Die Digitalisierung schreitet immer weiter voran – das ist nun wirklich kein Geheimnis mehr. Es stellt sich jedoch die Frage, was passiert mit den Unternehmen, welche dem Tempo nicht standhalten bzw. hierauf keine konkrete Antwort haben. Ein Teil der Antwort kann die Implementierung von neuen offenen Content-Service-Plattformen (CSP) sein, welche die Dienste rund um die Erstellung, Verarbeitung und Verwaltung von Content, insbesondere Dokumenten und Metadaten, integriert.

Erfahre was sich hinter den VAIT (Versicherungsaufsichtliche Anforderungen an die IT) verbirgt, welche Neuerungen ab dem 03.03.22 gelten und die Bedeutung dieser für die Versicherungswirtschaft.

Digitalisierung in der Versicherungswirtschaft umfassend denken

Da die Digitalisierung sowohl die Kernprozesse der Versicherungswirtschaft als auch die Schnittstelle zum Kunden betrifft, ist die Digitalisierung entlang der gesamten Customer Journey zu betrachten. Der Umbau erfasst in der Regel nahezu alle Unternehmensbereiche, angefangen von der ersten Kontaktaufnahme über die Bearbeitung von eingehenden Kundendokumenten und -metadaten, der digitalen Bereitstellung von ausgehenden Dokumenten und Informationen mittels Portalen oder besser digitalen Postbox-Systemen bis hin zur Datensicherheit, um so über alle Touch-Points hinweg ein effizientes und reibungsloses Kundenerlebnis zu erzielen.
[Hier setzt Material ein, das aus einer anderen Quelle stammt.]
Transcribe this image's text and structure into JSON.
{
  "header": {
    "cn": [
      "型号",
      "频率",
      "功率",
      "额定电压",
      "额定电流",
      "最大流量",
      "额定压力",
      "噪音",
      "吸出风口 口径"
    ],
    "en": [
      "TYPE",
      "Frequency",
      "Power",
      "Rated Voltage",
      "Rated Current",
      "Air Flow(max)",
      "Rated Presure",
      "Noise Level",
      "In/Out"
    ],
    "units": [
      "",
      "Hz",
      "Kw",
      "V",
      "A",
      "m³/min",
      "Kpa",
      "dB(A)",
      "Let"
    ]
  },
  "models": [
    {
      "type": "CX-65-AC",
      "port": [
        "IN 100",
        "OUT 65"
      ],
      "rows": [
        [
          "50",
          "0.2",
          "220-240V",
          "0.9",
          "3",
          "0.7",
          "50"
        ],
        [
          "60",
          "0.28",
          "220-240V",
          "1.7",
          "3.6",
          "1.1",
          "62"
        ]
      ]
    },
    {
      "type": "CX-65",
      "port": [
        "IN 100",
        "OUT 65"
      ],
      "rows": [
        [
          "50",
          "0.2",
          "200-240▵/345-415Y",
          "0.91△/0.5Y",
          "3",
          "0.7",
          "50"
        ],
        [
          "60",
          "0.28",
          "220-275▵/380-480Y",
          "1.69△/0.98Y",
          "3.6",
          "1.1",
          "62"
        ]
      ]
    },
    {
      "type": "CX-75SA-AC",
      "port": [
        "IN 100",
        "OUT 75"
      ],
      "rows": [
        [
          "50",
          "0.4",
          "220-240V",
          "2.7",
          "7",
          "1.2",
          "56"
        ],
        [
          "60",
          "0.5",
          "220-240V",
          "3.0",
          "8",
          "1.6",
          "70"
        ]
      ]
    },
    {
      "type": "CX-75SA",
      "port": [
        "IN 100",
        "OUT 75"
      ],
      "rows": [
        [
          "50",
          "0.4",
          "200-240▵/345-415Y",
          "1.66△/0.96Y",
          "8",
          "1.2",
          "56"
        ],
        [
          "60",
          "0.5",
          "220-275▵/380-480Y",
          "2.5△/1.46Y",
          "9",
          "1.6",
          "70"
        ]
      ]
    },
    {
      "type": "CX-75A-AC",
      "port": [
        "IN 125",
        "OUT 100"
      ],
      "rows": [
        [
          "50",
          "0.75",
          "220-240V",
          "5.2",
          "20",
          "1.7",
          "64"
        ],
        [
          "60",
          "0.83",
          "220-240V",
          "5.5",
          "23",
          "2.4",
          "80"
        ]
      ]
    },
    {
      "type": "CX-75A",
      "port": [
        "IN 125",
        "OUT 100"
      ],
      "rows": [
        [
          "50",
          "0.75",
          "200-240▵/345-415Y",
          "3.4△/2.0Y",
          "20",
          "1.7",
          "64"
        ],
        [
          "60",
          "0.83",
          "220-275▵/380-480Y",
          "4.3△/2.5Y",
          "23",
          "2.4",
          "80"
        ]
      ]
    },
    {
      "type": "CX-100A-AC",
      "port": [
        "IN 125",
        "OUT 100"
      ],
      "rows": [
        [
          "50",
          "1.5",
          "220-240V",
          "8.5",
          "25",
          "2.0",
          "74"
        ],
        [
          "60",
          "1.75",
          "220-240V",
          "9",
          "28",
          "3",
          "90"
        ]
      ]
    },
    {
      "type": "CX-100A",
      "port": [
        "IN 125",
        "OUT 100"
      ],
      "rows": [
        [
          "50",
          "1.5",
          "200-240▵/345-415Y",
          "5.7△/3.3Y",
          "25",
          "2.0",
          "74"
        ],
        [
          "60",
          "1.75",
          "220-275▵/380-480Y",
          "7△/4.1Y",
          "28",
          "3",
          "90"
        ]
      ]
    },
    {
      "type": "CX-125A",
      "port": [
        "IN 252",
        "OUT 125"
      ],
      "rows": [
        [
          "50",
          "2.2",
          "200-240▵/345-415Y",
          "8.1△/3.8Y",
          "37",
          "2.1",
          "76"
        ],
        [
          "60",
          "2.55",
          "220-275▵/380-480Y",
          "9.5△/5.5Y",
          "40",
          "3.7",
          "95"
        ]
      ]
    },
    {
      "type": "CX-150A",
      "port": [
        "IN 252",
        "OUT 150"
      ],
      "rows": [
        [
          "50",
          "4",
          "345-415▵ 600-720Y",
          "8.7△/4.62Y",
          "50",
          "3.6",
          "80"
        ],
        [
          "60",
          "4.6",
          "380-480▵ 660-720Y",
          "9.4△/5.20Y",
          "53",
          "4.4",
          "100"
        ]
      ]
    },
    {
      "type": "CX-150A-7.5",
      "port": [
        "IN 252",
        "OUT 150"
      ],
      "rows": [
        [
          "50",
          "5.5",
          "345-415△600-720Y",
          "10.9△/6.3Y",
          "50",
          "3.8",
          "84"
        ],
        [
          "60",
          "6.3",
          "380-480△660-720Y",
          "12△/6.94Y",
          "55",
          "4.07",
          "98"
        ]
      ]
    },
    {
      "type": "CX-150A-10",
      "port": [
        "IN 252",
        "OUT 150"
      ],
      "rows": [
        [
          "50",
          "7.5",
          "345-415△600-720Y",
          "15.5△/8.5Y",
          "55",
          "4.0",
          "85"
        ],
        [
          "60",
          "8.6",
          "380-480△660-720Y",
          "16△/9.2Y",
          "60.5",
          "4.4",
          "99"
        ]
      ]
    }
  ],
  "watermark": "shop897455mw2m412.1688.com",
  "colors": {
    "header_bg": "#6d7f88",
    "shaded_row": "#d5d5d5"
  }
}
Neben den Bemühungen, dem Kunden eine einfache, schnelle, aber auch interessante Vorgangsabwicklung zu ermöglichen, gilt es auch den Fokus auf die vollständige Digitalisierung der Backend-Prozesse zu legen. Dabei dürfen datenschutz- sowie datensicherheitsrelevante Aspekte nicht außer Acht gelassen werden. Denn nur so bleiben Insurance-Anbieter oder auch kooperierende Partnerunternehmen erfolgreich und gehen im Zeitalter eines disruptiven Wettbewerbs nicht unter.

Rechtliche Rahmenbedingungen im Zuge der Digitalisierung der Versicherungswirtschaft

Doch mit diesem digitalen Voranschreiten, gibt es auch etliche rechtliche Rahmenbedingungen, die sich diesen Neuerungen und den damit einhergehenden Risiken anpassen. Je nach Sichtweise ist dies Fluch und Segen zugleich.
Die seit dem 25. Mai 2018 wirksam gewordene Europäische Datenschutzgrundverordnung (EU-DSGVO) bildet den datenschutzrechtlichen Rahmen innerhalb der EU. Sie fordert unter anderem geeignete, technische und organisatorische Maßnahmen (TOM) zur Umsetzung der datenschutzrechtlichen Anforderungen.

VAIT (Versicherungsaufsichtliche Anforderungen an die IT): die Neuerungen im Überblick

Die Digitalisierungsthematik ist inzwischen ein so wichtiger Unternehmenspunkt, dass IT-Dienstleistungen und damit verbundene IT-Plattformen inzwischen vermehrt von Dritten bezogen werden. Sofern alle Anforderungen an die Regulatorik und die Daten- und Informationssicherheit gelöst werden, steht auch der künftigen Cloudnutzung und damit verbundener Auslagerungen nichts im Wege.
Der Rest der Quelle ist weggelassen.